İngiltere Başbakanı Liz Truss, görevinden istifa ettiğini duyurdu. Ülkenin üçüncü kadın başbakanı olan Truss İngiltere tarihinde 44 gün ile görevde en kısa süre kalan başbakan oldu.

İngiltere Başbakanı Liz Truss, görevinden istifa ettiğini duyurdu.
İngiltere tarihinde 44 gün ile görevde en kısa süre kalan başbakan olan Truss, ‘ekonomideki hatalardan dolayı’ geçen hafta özür dilemiş ancak istifa etmeyeceğini açıklamıştı. Fakat kabinenin kıdemli üyelerinden İçişleri Bakanı Suella Braverman’ın ağır eleştiriler yaparak istifa etmesi Truss’ın işini daha da zorlaştırmıştı.
Downing Street 10 Numara’nın önünde açıklama yapan Truss, Muhafazakar Parti liderliğine aday olduğunda verdiği sözleri yerine getiremediğini ve partisinin ona olan inancını kaybettiğini kabul ettiğini belirtti.
Liz Truss’ın istifasını açıklamasıyla İngiltere’de iktidardaki Muhafazakar Parti içinde dört yıl içinde dördüncü kez liderlik seçimi süreci başlamış oldu.
Nasıl bu noktaya geldi?
Truss’ın seçim sürecindeki en büyük vaadi, artan enflasyon, ekonomik durgunluk ve enerji krizine karşı büyük vergi indirimleri yapacağını söylemesiydi. Truss, bu politikanın zaten 40 yılın en yüksek düzeyine çıkmış görünen enflasyonu daha da körükleyeceği eleştirilerini reddetmiş, aksine alım gücünü artırarak boğulan ekonomiye nefes aldıracağını savunmuştu.

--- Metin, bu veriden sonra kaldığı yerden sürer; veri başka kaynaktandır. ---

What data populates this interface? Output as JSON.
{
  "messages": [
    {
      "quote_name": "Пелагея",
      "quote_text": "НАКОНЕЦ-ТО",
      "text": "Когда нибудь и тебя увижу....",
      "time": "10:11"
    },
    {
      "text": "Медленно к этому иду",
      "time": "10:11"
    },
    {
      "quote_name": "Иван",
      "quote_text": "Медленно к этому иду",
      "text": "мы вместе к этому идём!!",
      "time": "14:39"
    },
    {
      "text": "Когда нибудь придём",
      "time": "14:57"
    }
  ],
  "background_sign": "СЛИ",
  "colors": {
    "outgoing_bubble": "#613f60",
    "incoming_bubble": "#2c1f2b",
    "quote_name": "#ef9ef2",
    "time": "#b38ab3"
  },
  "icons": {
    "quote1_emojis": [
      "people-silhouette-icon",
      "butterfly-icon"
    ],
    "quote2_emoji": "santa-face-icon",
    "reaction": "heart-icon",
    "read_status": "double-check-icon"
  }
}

Truss’ın 23 Eylül’de açıkladığı 45 milyar sterlini bulacak vergi indirimlerinin yer aldığı ekonomik program piyasalarda şok etkisi yaratarak İngiliz sterlini ve hazine tahvillerinin çakılmasına yol açtı. Ekonomik planlara yönelik sert eleştirilerin ardından hükümet, yüzde 45’lik en yüksek gelir vergisi oranını kaldırma planından vazgeçti.
Truss, 14 Ekim’de kamuoyu baskısına dayanamayarak, Kwasi Kwarteng’i Maliye Bakanlığı görevinden almış, yerine Jeremy Hunt’ı getirdi. Programın çok büyük bir kısmını iptal etmesine ve maliye bakanını değiştirmesine rağmen partili milletvekillerinin istifa çağrısı artarak sürdürdü.
Kadınlar da istemiyordu
Kadınlar, Liz Truss’un kabinesinde toplumsal cinsiyet eşitliğine odaklanacak bir bakana yer vermemesi ve Nadim Zahawi’yi hem Hükümetler Arası İlişkiler hem de Eşitlik Bakanı olarak atamasına tepki göstermişti.
Daha önce Kadın ve Eşitlik Bakanı olarak görev yapmış yeni başbakanın sözcüsü, Zahawi’nin rolünün “kadınları kapsadığını” söylese de, muhalefet Bakanlığın isminden ‘Kadın’ sözcüğünün kaldırılmasının kadın gündemini önemsizleştirmek anlamına geldiğini savunmuştu.